Já sofreu (ou quase sofreu) um incidente de segurança
Um e-mail de phishing que quase enganou alguém, um ransomware que foi detectado a tempo, um computador infectado que precisou ser formatado — esses "quases" são avisos claros. O cenário de ameaças muda diariamente, e sem uma equipe dedicada monitorando vulnerabilidades, atualizações e comportamentos suspeitos, é questão de tempo até um incidente grave acontecer. Segundo dados recentes, o custo médio de um incidente de segurança para PMEs brasileiras ultrapassa R$ 200 mil.
Seu "TI" é uma pessoa que faz tudo
Muitas empresas dependem de um único profissional de TI — o famoso "faz-tudo". Ele configura o servidor, instala o Windows, resolve o problema da impressora, gerencia o firewall e ainda dá suporte ao ERP. Quando essa pessoa sai de férias ou é desligada, a empresa fica completamente vulnerável. Além disso, nenhum profissional sozinho consegue se manter atualizado em todas as áreas da TI moderna: cloud, segurança, redes, endpoints, compliance. A terceirização dá acesso a uma equipe multidisciplinar por uma fração do custo de montar esse time internamente.
Sua empresa está crescendo e a TI não acompanha
Novos funcionários, novas filiais, novos sistemas — o crescimento do negócio exige que a infraestrutura de TI escale junto. Se cada novo colaborador demora dias para ter e-mail, acessos e equipamento configurados, ou se a rede fica mais lenta a cada mês, a TI está se tornando um gargalo para o crescimento. Uma gestão profissional garante que a infraestrutura seja escalável, com processos padronizados de onboarding, offboarding e expansão.
O que muda com TI terceirizada
Com a gestão profissional de TI, sua empresa ganha monitoramento proativo 24/7 (problemas são detectados e corrigidos antes que você perceba), SLA garantido (tempo de resposta definido em contrato — na Duk, nosso tempo médio de primeiro atendimento é de 3,7 minutos), equipe multidisciplinar (especialistas em segurança, cloud, redes e suporte, sem a necessidade de contratar cada um deles), relatórios e visibilidade total (dashboards em tempo real e relatórios mensais com métricas claras), e previsibilidade de custos (valor fixo mensal em vez de gastos emergenciais imprevisíveis).

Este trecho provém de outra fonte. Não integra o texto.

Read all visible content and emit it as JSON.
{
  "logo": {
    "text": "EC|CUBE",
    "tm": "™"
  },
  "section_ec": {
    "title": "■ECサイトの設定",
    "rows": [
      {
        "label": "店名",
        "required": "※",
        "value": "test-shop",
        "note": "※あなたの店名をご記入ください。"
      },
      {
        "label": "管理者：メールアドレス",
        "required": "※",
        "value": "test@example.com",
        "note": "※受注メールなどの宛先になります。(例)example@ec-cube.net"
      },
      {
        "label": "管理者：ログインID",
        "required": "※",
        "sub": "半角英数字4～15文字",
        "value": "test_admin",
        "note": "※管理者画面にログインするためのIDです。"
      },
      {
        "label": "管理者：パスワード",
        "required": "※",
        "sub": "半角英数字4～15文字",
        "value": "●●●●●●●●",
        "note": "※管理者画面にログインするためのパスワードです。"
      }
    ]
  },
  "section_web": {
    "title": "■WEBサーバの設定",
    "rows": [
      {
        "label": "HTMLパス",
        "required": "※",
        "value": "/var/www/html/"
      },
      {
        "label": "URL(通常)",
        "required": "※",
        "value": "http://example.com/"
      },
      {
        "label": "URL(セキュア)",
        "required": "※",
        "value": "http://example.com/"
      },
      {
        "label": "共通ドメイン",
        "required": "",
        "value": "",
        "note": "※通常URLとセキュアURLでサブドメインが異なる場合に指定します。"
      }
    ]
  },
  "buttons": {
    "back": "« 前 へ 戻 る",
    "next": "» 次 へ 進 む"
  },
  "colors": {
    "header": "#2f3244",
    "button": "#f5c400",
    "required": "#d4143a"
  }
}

"TI terceirizada não é terceirizar um problema — é internalizar uma competência que sua empresa não tem como core business."
Como escolher o parceiro certo
Nem toda empresa de TI terceirizada é igual. Ao avaliar parceiros, considere o tempo de mercado e experiência comprovada (peça referências e casos de sucesso), escopo do serviço (cobre apenas suporte reativo ou inclui gestão proativa, segurança, cloud e backup?), SLA e métricas (existe compromisso formal com tempo de resposta e disponibilidade?) e a proximidade e comunicação (como é o canal de atendimento? Existe um gerente de conta dedicado?).
Reconheceu algum desses sinais?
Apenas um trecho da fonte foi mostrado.